RPI3 swap experiments ["was killed: out of swap space" with: "v_free_count: 5439, v_inactive_count: 1"]

Mon Aug 6 01:43:51 UTC 2018

On 2018-Aug-5, at 4:15 PM, bob prohaska <fbsd at www.zefox.net> wrote:

> On Sun, Aug 05, 2018 at 10:39:27AM -0700, Mark Millard wrote:
>> 
>> "Total Active Working Set too large" (with lots of swap left) seems to be what folks
>> are running into in these rpi3/rpi2 examples.
>> 
>> 
> Does the size of the working set vary with how the swap is apportioned between
> storage devices? In my observations, 1 GB plus 2 GB swap partitions both on microSD 
> allows a -j4 buildworld to run to completion without OOMA intervention. It looks as
> if both partitions are burdened equally, so usable swap is actually 2 GB.

The less memory in use for other things (especially less wired memory),
the more for the working set.

The overallocation of swap beyond the maximum recommended might
have some contribution to how much the working set can be. But
I've no clue of any specific tradeoffs.

Describing 2 or 3 in-use swap partitions instead of just one might.
But, again, I've no clue of any specific tradeoffs.

> A pair of 1 GB swap partitions, one on microSD and one on USB flash, invites OOMA 
> to intervene prematurely.

As I remember you have examples that involve only one device and,
separately, you have some problematic devices. Others seem to have
avoided some of the complications: They got the problem in simpler
contexts.

> Stranger still, 1 GB of swap on microSD, which is insufficient (~1.4 GB required), 
> does not trigger OOMA at all, resulting in a hung system.

Part of the problem is that messages like:
(taken from a John Kennedy message)

	Aug  5 01:34:24 rpi3 kernel: pid 63223 (ld.lld), uid 0, was killed: out of swap space
	Aug  5 01:34:26 rpi3 kernel: pid 63360 (c++), uid 0, was killed: out of swap space
	Aug  5 01:34:26 rpi3 kernel: pid 846 (ntpd), uid 123, was killed: out of swap space

are misleading: the issue is not necessarily "out of swap space" but
what the book described (when there is lots of swap around):

QUOTE:
The FreeBSD swap-out daemon will not select a runnable processes to swap
out. So, if the set of runnable processes do not fit in memory, the
machine will effectively deadlock. Current machines have enough memory
that this condition usually does not arise. If it does, FreeBSD avoids
deadlock by killing the largest process. If the condition begins to arise
in normal operation, the 4.4BSD algorithm will need to be restored.
END QUOTE.

(The 4.4BSD algorithm is not in use [or even present].)

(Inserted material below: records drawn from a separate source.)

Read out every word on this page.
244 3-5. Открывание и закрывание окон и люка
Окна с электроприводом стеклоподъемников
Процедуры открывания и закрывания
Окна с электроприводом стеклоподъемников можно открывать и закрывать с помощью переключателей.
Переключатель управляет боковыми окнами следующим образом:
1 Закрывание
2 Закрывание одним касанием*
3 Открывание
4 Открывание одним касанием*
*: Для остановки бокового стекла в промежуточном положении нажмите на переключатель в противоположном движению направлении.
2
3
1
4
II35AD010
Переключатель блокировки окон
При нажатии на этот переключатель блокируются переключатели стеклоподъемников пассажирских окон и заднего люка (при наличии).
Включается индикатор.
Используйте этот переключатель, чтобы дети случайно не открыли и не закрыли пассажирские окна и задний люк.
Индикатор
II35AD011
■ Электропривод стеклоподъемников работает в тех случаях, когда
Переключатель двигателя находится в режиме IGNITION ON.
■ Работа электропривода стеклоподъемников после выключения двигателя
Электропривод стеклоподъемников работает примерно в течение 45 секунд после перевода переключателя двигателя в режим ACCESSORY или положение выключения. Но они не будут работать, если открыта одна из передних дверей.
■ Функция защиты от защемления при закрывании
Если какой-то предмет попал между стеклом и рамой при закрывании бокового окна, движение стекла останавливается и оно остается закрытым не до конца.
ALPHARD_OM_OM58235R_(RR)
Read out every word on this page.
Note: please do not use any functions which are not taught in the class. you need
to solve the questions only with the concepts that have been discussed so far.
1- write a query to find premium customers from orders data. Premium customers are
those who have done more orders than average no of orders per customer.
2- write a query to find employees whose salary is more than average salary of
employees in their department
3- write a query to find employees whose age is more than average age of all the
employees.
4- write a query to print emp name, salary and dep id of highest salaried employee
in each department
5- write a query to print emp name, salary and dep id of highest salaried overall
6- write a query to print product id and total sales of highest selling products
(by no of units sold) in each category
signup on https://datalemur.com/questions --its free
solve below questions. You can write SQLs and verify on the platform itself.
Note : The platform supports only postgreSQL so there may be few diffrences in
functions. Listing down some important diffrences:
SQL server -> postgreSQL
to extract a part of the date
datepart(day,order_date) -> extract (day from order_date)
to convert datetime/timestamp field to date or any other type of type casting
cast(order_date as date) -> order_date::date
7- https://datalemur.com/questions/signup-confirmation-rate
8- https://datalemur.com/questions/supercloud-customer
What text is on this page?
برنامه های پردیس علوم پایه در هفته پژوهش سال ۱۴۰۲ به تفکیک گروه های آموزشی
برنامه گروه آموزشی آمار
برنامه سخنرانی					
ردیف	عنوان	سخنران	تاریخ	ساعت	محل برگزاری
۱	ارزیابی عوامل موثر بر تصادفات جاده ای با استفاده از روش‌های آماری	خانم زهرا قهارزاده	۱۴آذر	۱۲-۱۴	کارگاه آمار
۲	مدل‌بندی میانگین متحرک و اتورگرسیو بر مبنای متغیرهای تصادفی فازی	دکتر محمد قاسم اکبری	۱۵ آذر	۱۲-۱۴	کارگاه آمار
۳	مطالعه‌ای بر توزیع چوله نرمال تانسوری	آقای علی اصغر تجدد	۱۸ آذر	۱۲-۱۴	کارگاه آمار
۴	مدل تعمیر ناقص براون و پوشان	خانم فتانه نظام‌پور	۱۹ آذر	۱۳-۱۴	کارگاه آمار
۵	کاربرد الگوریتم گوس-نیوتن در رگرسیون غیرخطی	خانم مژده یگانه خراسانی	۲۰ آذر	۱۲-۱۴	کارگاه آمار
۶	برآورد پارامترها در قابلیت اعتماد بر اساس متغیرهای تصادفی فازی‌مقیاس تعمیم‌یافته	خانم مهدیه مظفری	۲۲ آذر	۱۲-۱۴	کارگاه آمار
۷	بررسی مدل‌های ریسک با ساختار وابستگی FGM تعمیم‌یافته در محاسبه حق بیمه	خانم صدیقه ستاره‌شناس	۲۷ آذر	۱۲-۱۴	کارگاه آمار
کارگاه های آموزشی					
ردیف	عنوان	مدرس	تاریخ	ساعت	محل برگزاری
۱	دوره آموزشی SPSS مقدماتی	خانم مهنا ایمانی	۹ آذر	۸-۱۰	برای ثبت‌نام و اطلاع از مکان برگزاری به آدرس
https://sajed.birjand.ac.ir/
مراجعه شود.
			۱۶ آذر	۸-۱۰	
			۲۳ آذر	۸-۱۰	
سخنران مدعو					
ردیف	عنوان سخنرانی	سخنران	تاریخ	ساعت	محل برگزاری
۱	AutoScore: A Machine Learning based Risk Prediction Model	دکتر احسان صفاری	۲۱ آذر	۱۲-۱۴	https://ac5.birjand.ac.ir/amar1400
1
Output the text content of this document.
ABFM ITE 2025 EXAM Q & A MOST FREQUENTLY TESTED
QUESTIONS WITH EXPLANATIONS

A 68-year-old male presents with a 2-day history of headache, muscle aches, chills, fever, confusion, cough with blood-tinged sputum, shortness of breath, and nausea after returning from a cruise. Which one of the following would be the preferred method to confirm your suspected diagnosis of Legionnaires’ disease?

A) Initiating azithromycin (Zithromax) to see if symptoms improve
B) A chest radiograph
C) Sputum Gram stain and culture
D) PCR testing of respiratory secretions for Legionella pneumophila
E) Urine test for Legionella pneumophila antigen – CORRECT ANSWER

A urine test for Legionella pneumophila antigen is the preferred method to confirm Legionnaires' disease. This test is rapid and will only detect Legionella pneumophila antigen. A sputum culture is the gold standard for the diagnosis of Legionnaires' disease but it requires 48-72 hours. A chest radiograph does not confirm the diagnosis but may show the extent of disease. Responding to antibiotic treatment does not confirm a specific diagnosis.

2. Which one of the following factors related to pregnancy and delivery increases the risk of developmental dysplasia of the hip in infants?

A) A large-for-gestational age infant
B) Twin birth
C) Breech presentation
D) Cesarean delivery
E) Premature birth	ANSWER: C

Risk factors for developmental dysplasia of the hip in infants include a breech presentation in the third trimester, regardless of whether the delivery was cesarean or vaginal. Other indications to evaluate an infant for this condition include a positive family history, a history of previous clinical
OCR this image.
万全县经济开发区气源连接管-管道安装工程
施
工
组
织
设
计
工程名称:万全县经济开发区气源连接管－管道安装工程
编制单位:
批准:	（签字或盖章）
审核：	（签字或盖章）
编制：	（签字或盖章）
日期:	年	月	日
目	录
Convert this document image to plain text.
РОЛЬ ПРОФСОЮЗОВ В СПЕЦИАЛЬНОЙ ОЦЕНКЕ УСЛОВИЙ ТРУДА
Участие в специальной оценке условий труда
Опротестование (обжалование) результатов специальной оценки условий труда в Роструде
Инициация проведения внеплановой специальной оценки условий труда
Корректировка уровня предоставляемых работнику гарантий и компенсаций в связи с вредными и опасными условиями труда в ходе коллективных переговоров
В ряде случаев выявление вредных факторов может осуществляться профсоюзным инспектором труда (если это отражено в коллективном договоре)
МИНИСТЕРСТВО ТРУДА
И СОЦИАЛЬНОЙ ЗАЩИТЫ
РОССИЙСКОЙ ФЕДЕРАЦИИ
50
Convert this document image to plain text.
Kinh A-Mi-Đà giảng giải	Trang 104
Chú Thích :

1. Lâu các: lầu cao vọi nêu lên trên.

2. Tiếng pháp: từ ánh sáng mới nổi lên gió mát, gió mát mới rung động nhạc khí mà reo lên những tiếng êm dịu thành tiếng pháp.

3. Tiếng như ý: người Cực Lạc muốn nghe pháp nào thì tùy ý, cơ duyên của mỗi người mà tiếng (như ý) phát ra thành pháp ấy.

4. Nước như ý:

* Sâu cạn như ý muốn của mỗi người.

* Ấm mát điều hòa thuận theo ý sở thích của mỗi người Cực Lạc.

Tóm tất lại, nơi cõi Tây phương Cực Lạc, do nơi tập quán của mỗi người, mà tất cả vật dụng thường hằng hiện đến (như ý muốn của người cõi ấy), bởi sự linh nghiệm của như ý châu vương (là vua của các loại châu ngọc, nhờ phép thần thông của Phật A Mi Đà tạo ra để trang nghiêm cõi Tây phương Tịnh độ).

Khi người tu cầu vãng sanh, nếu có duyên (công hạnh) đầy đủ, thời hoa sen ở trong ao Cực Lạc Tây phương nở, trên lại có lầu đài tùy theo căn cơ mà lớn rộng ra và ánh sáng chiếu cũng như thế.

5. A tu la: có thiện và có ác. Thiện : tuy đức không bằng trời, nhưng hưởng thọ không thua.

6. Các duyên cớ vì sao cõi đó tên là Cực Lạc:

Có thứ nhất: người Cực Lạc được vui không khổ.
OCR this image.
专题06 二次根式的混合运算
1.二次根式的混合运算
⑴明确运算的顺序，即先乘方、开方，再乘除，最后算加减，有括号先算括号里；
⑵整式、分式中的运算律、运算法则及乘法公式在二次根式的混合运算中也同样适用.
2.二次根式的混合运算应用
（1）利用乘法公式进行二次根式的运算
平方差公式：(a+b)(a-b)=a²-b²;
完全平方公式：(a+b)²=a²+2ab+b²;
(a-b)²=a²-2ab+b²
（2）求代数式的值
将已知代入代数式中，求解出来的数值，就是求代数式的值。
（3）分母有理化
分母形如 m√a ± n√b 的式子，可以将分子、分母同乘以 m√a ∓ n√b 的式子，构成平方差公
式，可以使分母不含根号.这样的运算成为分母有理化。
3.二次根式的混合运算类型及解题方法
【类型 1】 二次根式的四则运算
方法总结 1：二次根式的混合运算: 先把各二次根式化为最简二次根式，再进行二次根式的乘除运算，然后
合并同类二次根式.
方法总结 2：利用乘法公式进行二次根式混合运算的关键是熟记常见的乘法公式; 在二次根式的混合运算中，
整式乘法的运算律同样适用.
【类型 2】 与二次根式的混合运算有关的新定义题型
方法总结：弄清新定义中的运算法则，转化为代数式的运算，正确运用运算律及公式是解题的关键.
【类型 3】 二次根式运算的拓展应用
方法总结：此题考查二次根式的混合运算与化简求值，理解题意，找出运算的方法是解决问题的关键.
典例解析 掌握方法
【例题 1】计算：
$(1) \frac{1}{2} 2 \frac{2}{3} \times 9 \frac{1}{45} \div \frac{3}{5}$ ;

The truly "out of swap space" context is explicitly different code
doing different things (to some extent). Trev has reported that a
message that can (sometimes?) be produced for this is like:

Aug  5 17:54:01 sentinel kernel: swap_pager_getswapspace(32): failed

(at least if it does not hang up first). "was killed: out of swap space"
without prior "swap_pager_getswapspace(??): failed" notices look to not
be trusted for the "out of" wording or its implications.

> The RPi3 right now has three swap partitions; one of 1 GB on microSD, one
> of 2 GB on microSD and one of 1 GB on USB. Might it shed any light to try 
> sysctl vm.swap_idle_enabled=1
> just to see if anything changes? My guess is no, but it wouldn't be the first 
> time if I'm wrong.

While I have expectation based on my understanding of what I've
read (including some code) and seen in top, I think you should do
such experiments if you are interested in taking the time. (The
same goes for others with simpler contexts.)

Doing so even for the "single device" type of context that showed
the problem likely would be good to do as well.

You might even want to see how it goes for a context that
worked. ("Does it then still work?" is also good to know.)

I continue to encourage you to use total swap space figures that
are somewhat under what that message happens to be listing as
the maximum at the time (if you are getting such messages).
(You might well be doing so. I've not been monitoring for this.)
Being "over the maximum recommended" just seems to be a
complication of the context that is fairly easily avoided.
There is already a lot involved.

===
Mark Millard
marklmi at yahoo.com
( dsl-only.net went
away in early 2018-Mar)